Using Potentio/Galvanostat SI1287/1255B (manufactured by Solartron), constant current charge-discharge tests were conducted on cells with the inside of the glass container depressurized by a vacuum pump and the glass container placed in a thermostatic chamber at a temperature of 140° C. Specifically, first, after a current of 0.120 mA was applied, a current of 0.040 mA was applied, and charging was performed until the voltage reached 1.5 V (vs. Pb/PbF₂). Next, after a current of 0.120 mA was applied, a current of 0.040 mA was applied, and discharging was performed until the voltage reached −0.5 V (vs. Pb/PbF₂) to determine the discharge capacity.

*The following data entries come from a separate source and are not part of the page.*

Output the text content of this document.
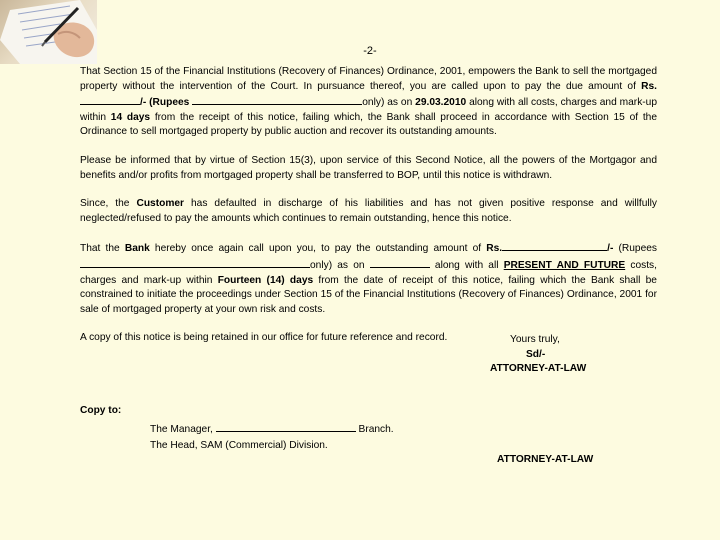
-2-

That Section 15 of the Financial Institutions (Recovery of Finances) Ordinance, 2001, empowers the Bank to sell the mortgaged property without the intervention of the Court. In pursuance thereof, you are called upon to pay the due amount of Rs./- (Rupees	only) as on 29.03.2010 along with all costs, charges and mark-up within 14 days from the receipt of this notice, failing which, the Bank shall proceed in accordance with Section 15 of the Ordinance to sell mortgaged property by public auction and recover its outstanding amounts.

Please be informed that by virtue of Section 15(3), upon service of this Second Notice, all the powers of the Mortgagor and benefits and/or profits from mortgaged property shall be transferred to BOP, until this notice is withdrawn.

Since, the Customer has defaulted in discharge of his liabilities and has not given positive response and willfully neglected/refused to pay the amounts which continues to remain outstanding, hence this notice.

That the Bank hereby once again call upon you, to pay the outstanding amount of Rs.	/- (Rupees only) as on	along with all PRESENT AND FUTURE costs, charges and mark-up within Fourteen (14) days from the date of receipt of this notice, failing which the Bank shall be constrained to initiate the proceedings under Section 15 of the Financial Institutions (Recovery of Finances) Ordinance, 2001 for sale of mortgaged property at your own risk and costs.

A copy of this notice is being retained in our office for future reference and record.	Yours truly,
Sd/-
ATTORNEY-AT-LAW
Copy to:
The Manager,	Branch.
The Head, SAM (Commercial) Division.
ATTORNEY-AT-LAW
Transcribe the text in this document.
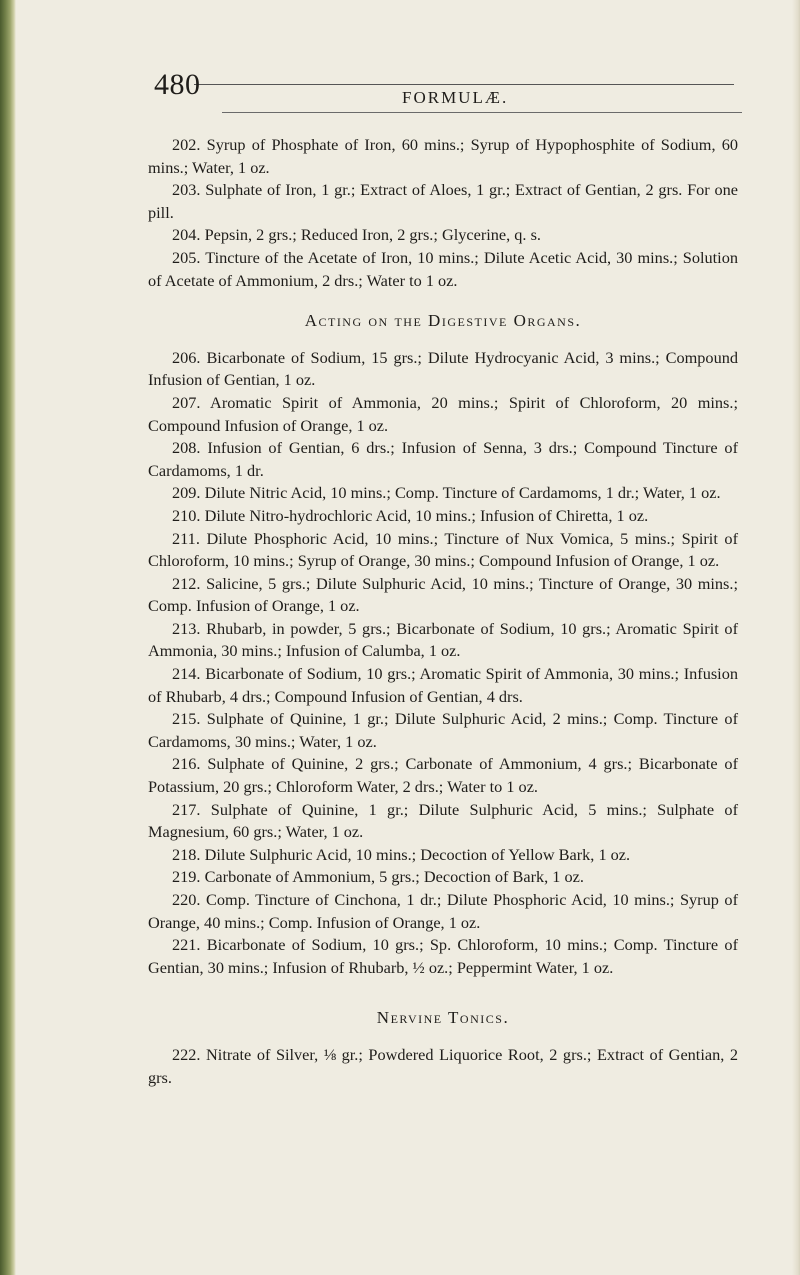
480	FORMULÆ.

202. Syrup of Phosphate of Iron, 60 mins.; Syrup of Hypophosphite of Sodium, 60 mins.; Water, 1 oz.

203. Sulphate of Iron, 1 gr.; Extract of Aloes, 1 gr.; Extract of Gentian, 2 grs. For one pill.

204. Pepsin, 2 grs.; Reduced Iron, 2 grs.; Glycerine, q. s.

205. Tincture of the Acetate of Iron, 10 mins.; Dilute Acetic Acid, 30 mins.; Solution of Acetate of Ammonium, 2 drs.; Water to 1 oz.

Acting on the Digestive Organs.

206. Bicarbonate of Sodium, 15 grs.; Dilute Hydrocyanic Acid, 3 mins.; Compound Infusion of Gentian, 1 oz.

207. Aromatic Spirit of Ammonia, 20 mins.; Spirit of Chloroform, 20 mins.; Compound Infusion of Orange, 1 oz.

208. Infusion of Gentian, 6 drs.; Infusion of Senna, 3 drs.; Compound Tincture of Cardamoms, 1 dr.

209. Dilute Nitric Acid, 10 mins.; Comp. Tincture of Cardamoms, 1 dr.; Water, 1 oz.

210. Dilute Nitro-hydrochloric Acid, 10 mins.; Infusion of Chiretta, 1 oz.

211. Dilute Phosphoric Acid, 10 mins.; Tincture of Nux Vomica, 5 mins.; Spirit of Chloroform, 10 mins.; Syrup of Orange, 30 mins.; Compound Infusion of Orange, 1 oz.

212. Salicine, 5 grs.; Dilute Sulphuric Acid, 10 mins.; Tincture of Orange, 30 mins.; Comp. Infusion of Orange, 1 oz.

213. Rhubarb, in powder, 5 grs.; Bicarbonate of Sodium, 10 grs.; Aromatic Spirit of Ammonia, 30 mins.; Infusion of Calumba, 1 oz.

214. Bicarbonate of Sodium, 10 grs.; Aromatic Spirit of Ammonia, 30 mins.; Infusion of Rhubarb, 4 drs.; Compound Infusion of Gentian, 4 drs.

215. Sulphate of Quinine, 1 gr.; Dilute Sulphuric Acid, 2 mins.; Comp. Tincture of Cardamoms, 30 mins.; Water, 1 oz.

216. Sulphate of Quinine, 2 grs.; Carbonate of Ammonium, 4 grs.; Bicarbonate of Potassium, 20 grs.; Chloroform Water, 2 drs.; Water to 1 oz.

217. Sulphate of Quinine, 1 gr.; Dilute Sulphuric Acid, 5 mins.; Sulphate of Magnesium, 60 grs.; Water, 1 oz.

218. Dilute Sulphuric Acid, 10 mins.; Decoction of Yellow Bark, 1 oz.

219. Carbonate of Ammonium, 5 grs.; Decoction of Bark, 1 oz.

220. Comp. Tincture of Cinchona, 1 dr.; Dilute Phosphoric Acid, 10 mins.; Syrup of Orange, 40 mins.; Comp. Infusion of Orange, 1 oz.

221. Bicarbonate of Sodium, 10 grs.; Sp. Chloroform, 10 mins.; Comp. Tincture of Gentian, 30 mins.; Infusion of Rhubarb, ½ oz.; Peppermint Water, 1 oz.

Nervine Tonics.

222. Nitrate of Silver, ⅛ gr.; Powdered Liquorice Root, 2 grs.; Extract of Gentian, 2 grs.
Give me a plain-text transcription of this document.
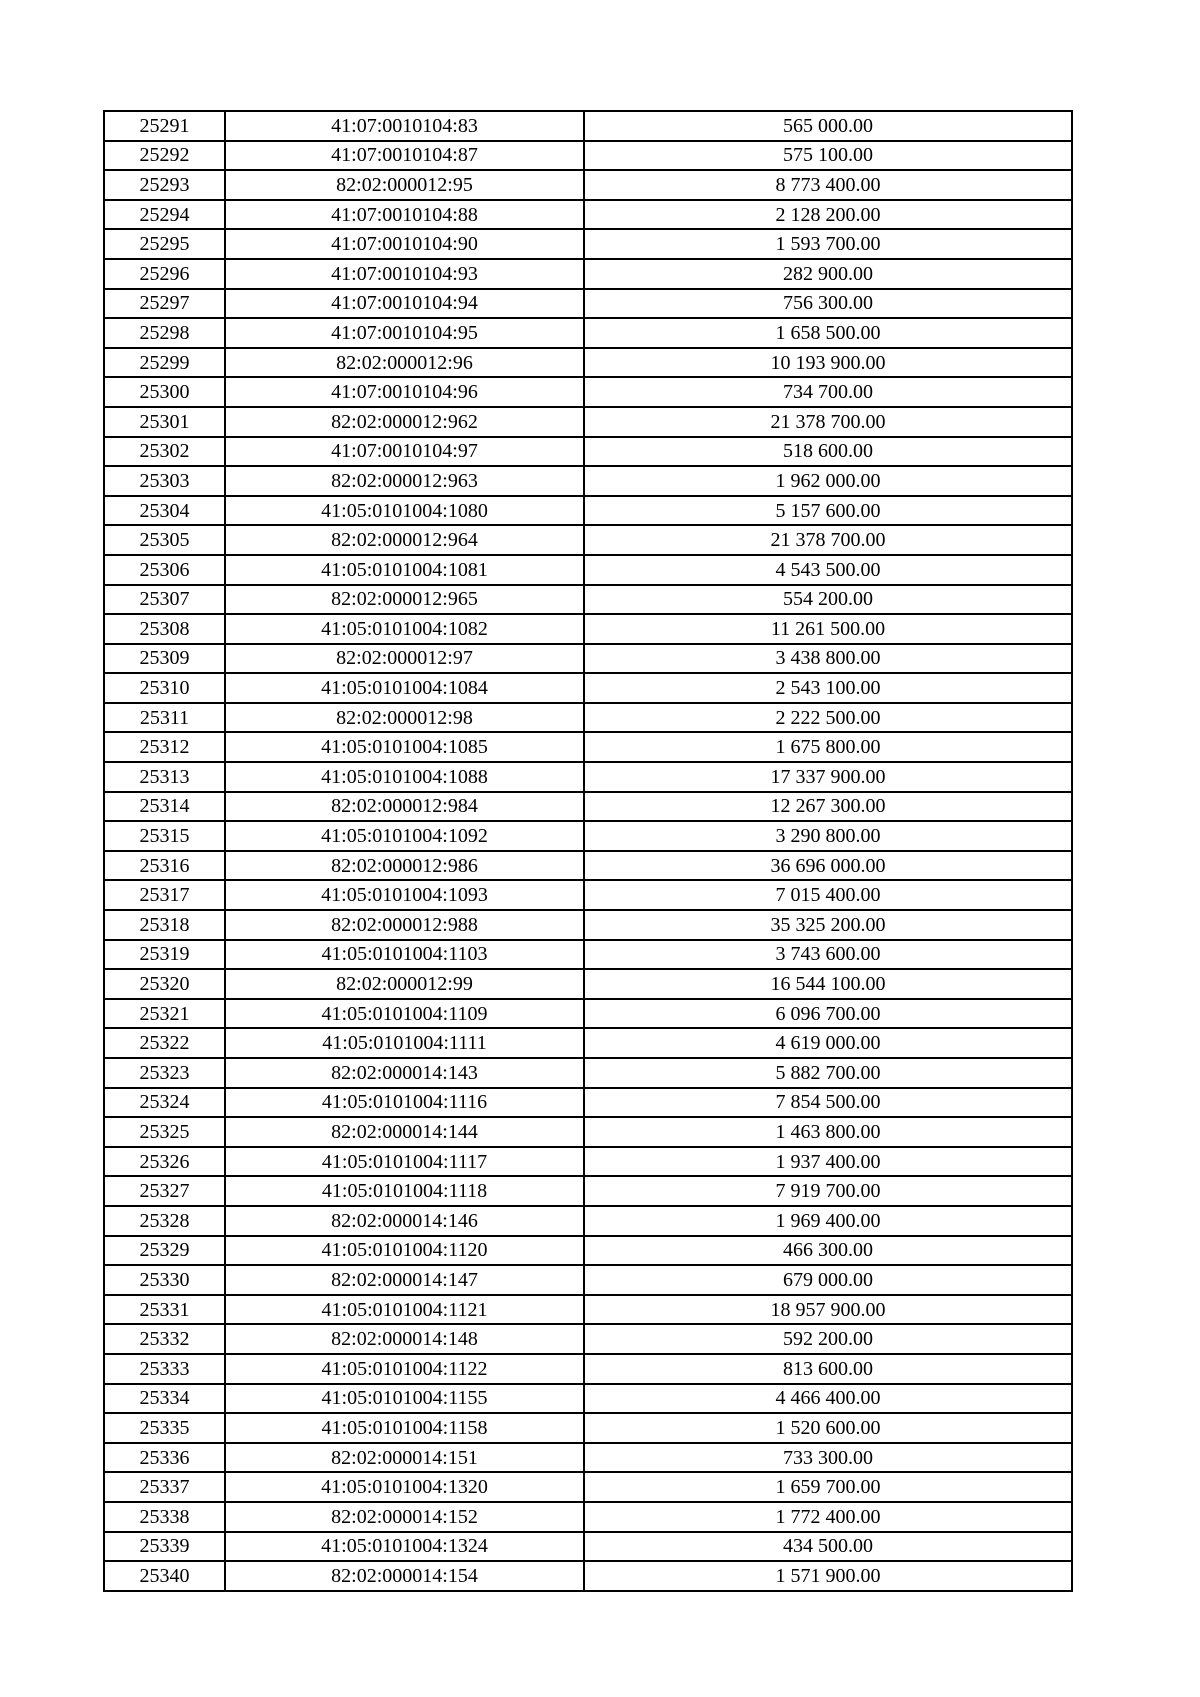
25291	41:07:0010104:83	565 000.00
25292	41:07:0010104:87	575 100.00
25293	82:02:000012:95	8 773 400.00
25294	41:07:0010104:88	2 128 200.00
25295	41:07:0010104:90	1 593 700.00
25296	41:07:0010104:93	282 900.00
25297	41:07:0010104:94	756 300.00
25298	41:07:0010104:95	1 658 500.00
25299	82:02:000012:96	10 193 900.00
25300	41:07:0010104:96	734 700.00
25301	82:02:000012:962	21 378 700.00
25302	41:07:0010104:97	518 600.00
25303	82:02:000012:963	1 962 000.00
25304	41:05:0101004:1080	5 157 600.00
25305	82:02:000012:964	21 378 700.00
25306	41:05:0101004:1081	4 543 500.00
25307	82:02:000012:965	554 200.00
25308	41:05:0101004:1082	11 261 500.00
25309	82:02:000012:97	3 438 800.00
25310	41:05:0101004:1084	2 543 100.00
25311	82:02:000012:98	2 222 500.00
25312	41:05:0101004:1085	1 675 800.00
25313	41:05:0101004:1088	17 337 900.00
25314	82:02:000012:984	12 267 300.00
25315	41:05:0101004:1092	3 290 800.00
25316	82:02:000012:986	36 696 000.00
25317	41:05:0101004:1093	7 015 400.00
25318	82:02:000012:988	35 325 200.00
25319	41:05:0101004:1103	3 743 600.00
25320	82:02:000012:99	16 544 100.00
25321	41:05:0101004:1109	6 096 700.00
25322	41:05:0101004:1111	4 619 000.00
25323	82:02:000014:143	5 882 700.00
25324	41:05:0101004:1116	7 854 500.00
25325	82:02:000014:144	1 463 800.00
25326	41:05:0101004:1117	1 937 400.00
25327	41:05:0101004:1118	7 919 700.00
25328	82:02:000014:146	1 969 400.00
25329	41:05:0101004:1120	466 300.00
25330	82:02:000014:147	679 000.00
25331	41:05:0101004:1121	18 957 900.00
25332	82:02:000014:148	592 200.00
25333	41:05:0101004:1122	813 600.00
25334	41:05:0101004:1155	4 466 400.00
25335	41:05:0101004:1158	1 520 600.00
25336	82:02:000014:151	733 300.00
25337	41:05:0101004:1320	1 659 700.00
25338	82:02:000014:152	1 772 400.00
25339	41:05:0101004:1324	434 500.00
25340	82:02:000014:154	1 571 900.00
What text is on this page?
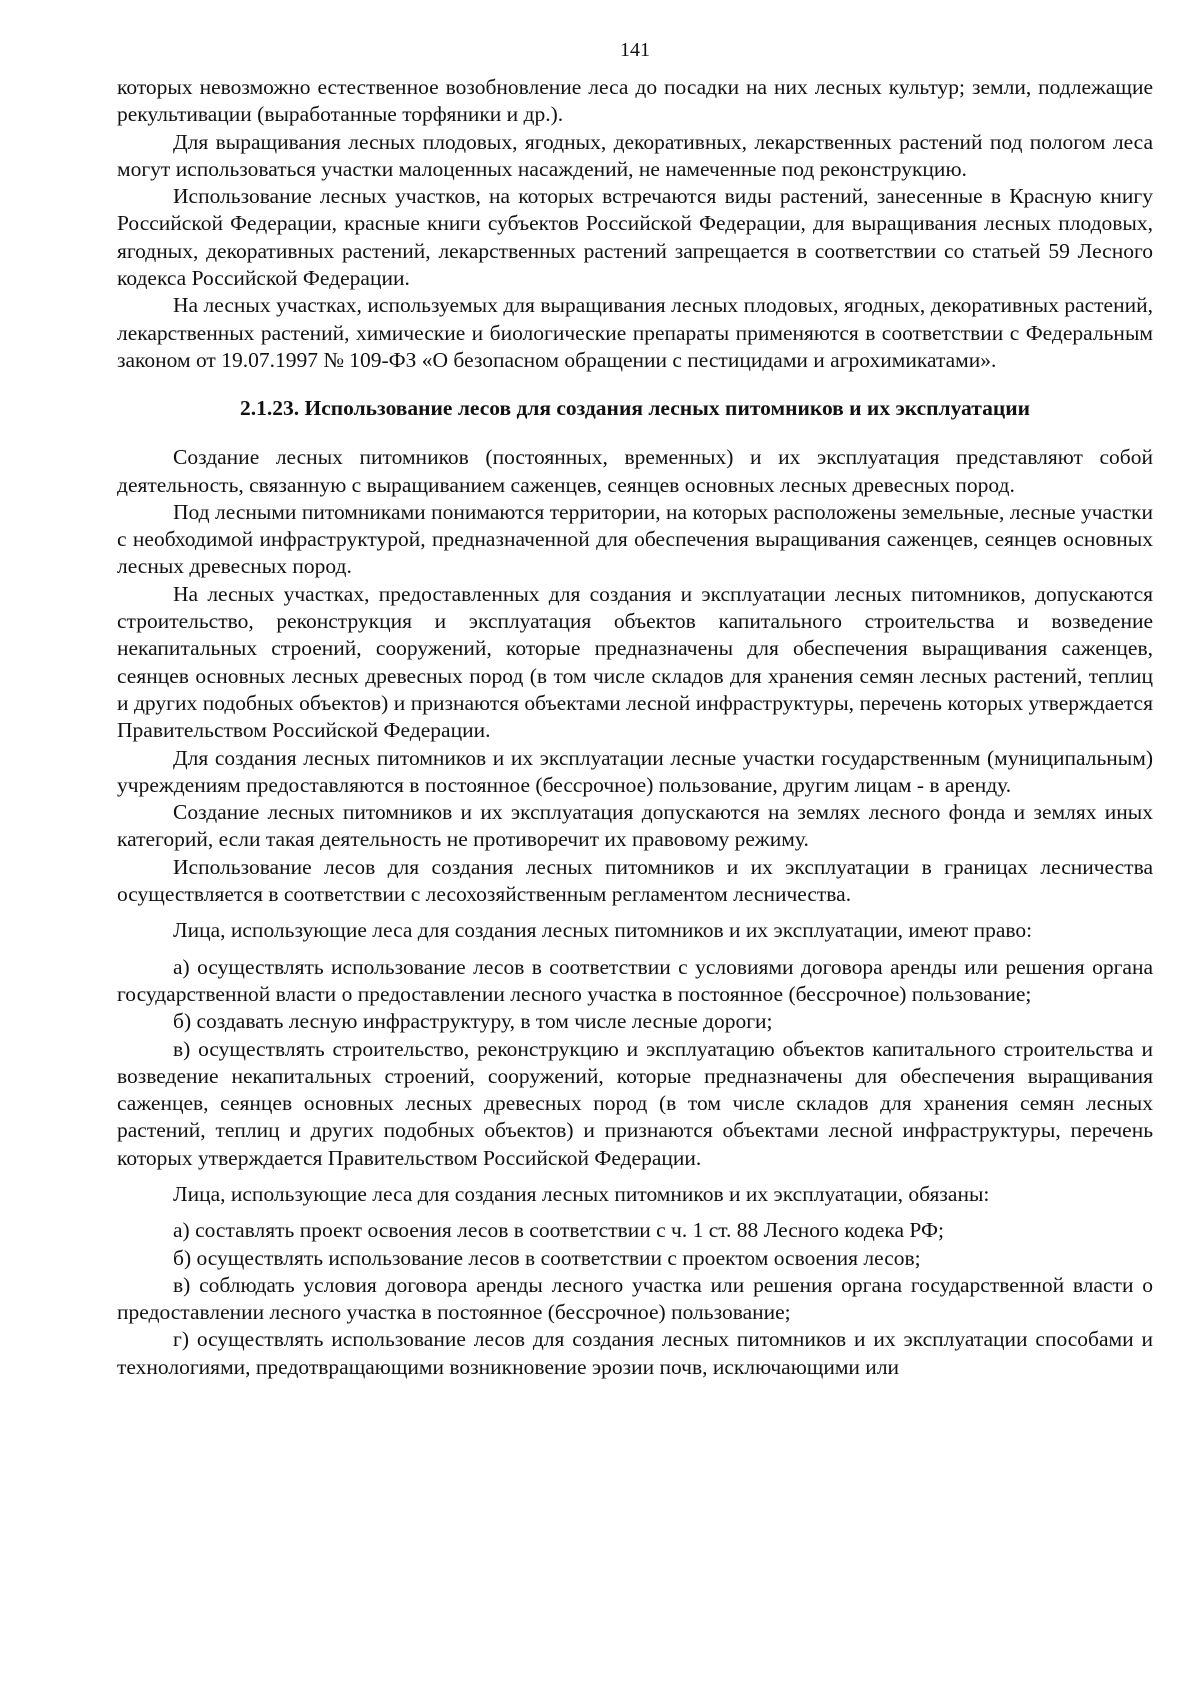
141

которых невозможно естественное возобновление леса до посадки на них лесных культур; земли, подлежащие рекультивации (выработанные торфяники и др.).

Для выращивания лесных плодовых, ягодных, декоративных, лекарственных растений под пологом леса могут использоваться участки малоценных насаждений, не намеченные под реконструкцию.

Использование лесных участков, на которых встречаются виды растений, занесенные в Красную книгу Российской Федерации, красные книги субъектов Российской Федерации, для выращивания лесных плодовых, ягодных, декоративных растений, лекарственных растений запрещается в соответствии со статьей 59 Лесного кодекса Российской Федерации.

На лесных участках, используемых для выращивания лесных плодовых, ягодных, декоративных растений, лекарственных растений, химические и биологические препараты применяются в соответствии с Федеральным законом от 19.07.1997 № 109-ФЗ «О безопасном обращении с пестицидами и агрохимикатами».

2.1.23. Использование лесов для создания лесных питомников и их эксплуатации

Создание лесных питомников (постоянных, временных) и их эксплуатация представляют собой деятельность, связанную с выращиванием саженцев, сеянцев основных лесных древесных пород.

Под лесными питомниками понимаются территории, на которых расположены земельные, лесные участки с необходимой инфраструктурой, предназначенной для обеспечения выращивания саженцев, сеянцев основных лесных древесных пород.

На лесных участках, предоставленных для создания и эксплуатации лесных питомников, допускаются строительство, реконструкция и эксплуатация объектов капитального строительства и возведение некапитальных строений, сооружений, которые предназначены для обеспечения выращивания саженцев, сеянцев основных лесных древесных пород (в том числе складов для хранения семян лесных растений, теплиц и других подобных объектов) и признаются объектами лесной инфраструктуры, перечень которых утверждается Правительством Российской Федерации.

Для создания лесных питомников и их эксплуатации лесные участки государственным (муниципальным) учреждениям предоставляются в постоянное (бессрочное) пользование, другим лицам - в аренду.

Создание лесных питомников и их эксплуатация допускаются на землях лесного фонда и землях иных категорий, если такая деятельность не противоречит их правовому режиму.

Использование лесов для создания лесных питомников и их эксплуатации в границах лесничества осуществляется в соответствии с лесохозяйственным регламентом лесничества.

Лица, использующие леса для создания лесных питомников и их эксплуатации, имеют право:

а) осуществлять использование лесов в соответствии с условиями договора аренды или решения органа государственной власти о предоставлении лесного участка в постоянное (бессрочное) пользование;

б) создавать лесную инфраструктуру, в том числе лесные дороги;

в) осуществлять строительство, реконструкцию и эксплуатацию объектов капитального строительства и возведение некапитальных строений, сооружений, которые предназначены для обеспечения выращивания саженцев, сеянцев основных лесных древесных пород (в том числе складов для хранения семян лесных растений, теплиц и других подобных объектов) и признаются объектами лесной инфраструктуры, перечень которых утверждается Правительством Российской Федерации.

Лица, использующие леса для создания лесных питомников и их эксплуатации, обязаны:

а) составлять проект освоения лесов в соответствии с ч. 1 ст. 88 Лесного кодека РФ;

б) осуществлять использование лесов в соответствии с проектом освоения лесов;

в) соблюдать условия договора аренды лесного участка или решения органа государственной власти о предоставлении лесного участка в постоянное (бессрочное) пользование;

г) осуществлять использование лесов для создания лесных питомников и их эксплуатации способами и технологиями, предотвращающими возникновение эрозии почв, исключающими или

Table 1 shows the evaluation results of the initial discharge capacity of the cells. The initial discharge capacity is a capacity per 1 g of the positive electrode material mixture layer.

TABLE 1
	Ball Mill		Initial
	Mixing	Diffracted X-ray Peak	Dis-

	Rotation				Intensity	charge
	Speed	Cycle			Ratio	Capacity
	[rpm]	[time]	26.2°	30.4°	(26.2°/27.0°)	[mAhg−1]
Example1	300	40	Present	Present	0.72	390
Example2	400	40	Present	Present	0.85	406
Example3	300	80	Present	Present	1.12	497
Comparative	100	40	Present	Absent	0.29	113
Example1
Comparative	200	40	Present	Absent	0.22	293
Example2
Comparative	200	80	Present	Absent	0.32	310
Example3

It can be seen from Table 1 that the cells of Examples 1 to 3 each have a high initial discharge capacity. In contrast, the cells of Comparative Examples 1 to 3 each have a low initial discharge capacity because there is no peak in the range of 30.4±0.25 degrees in the XRD spectrum of the positive electrode active material.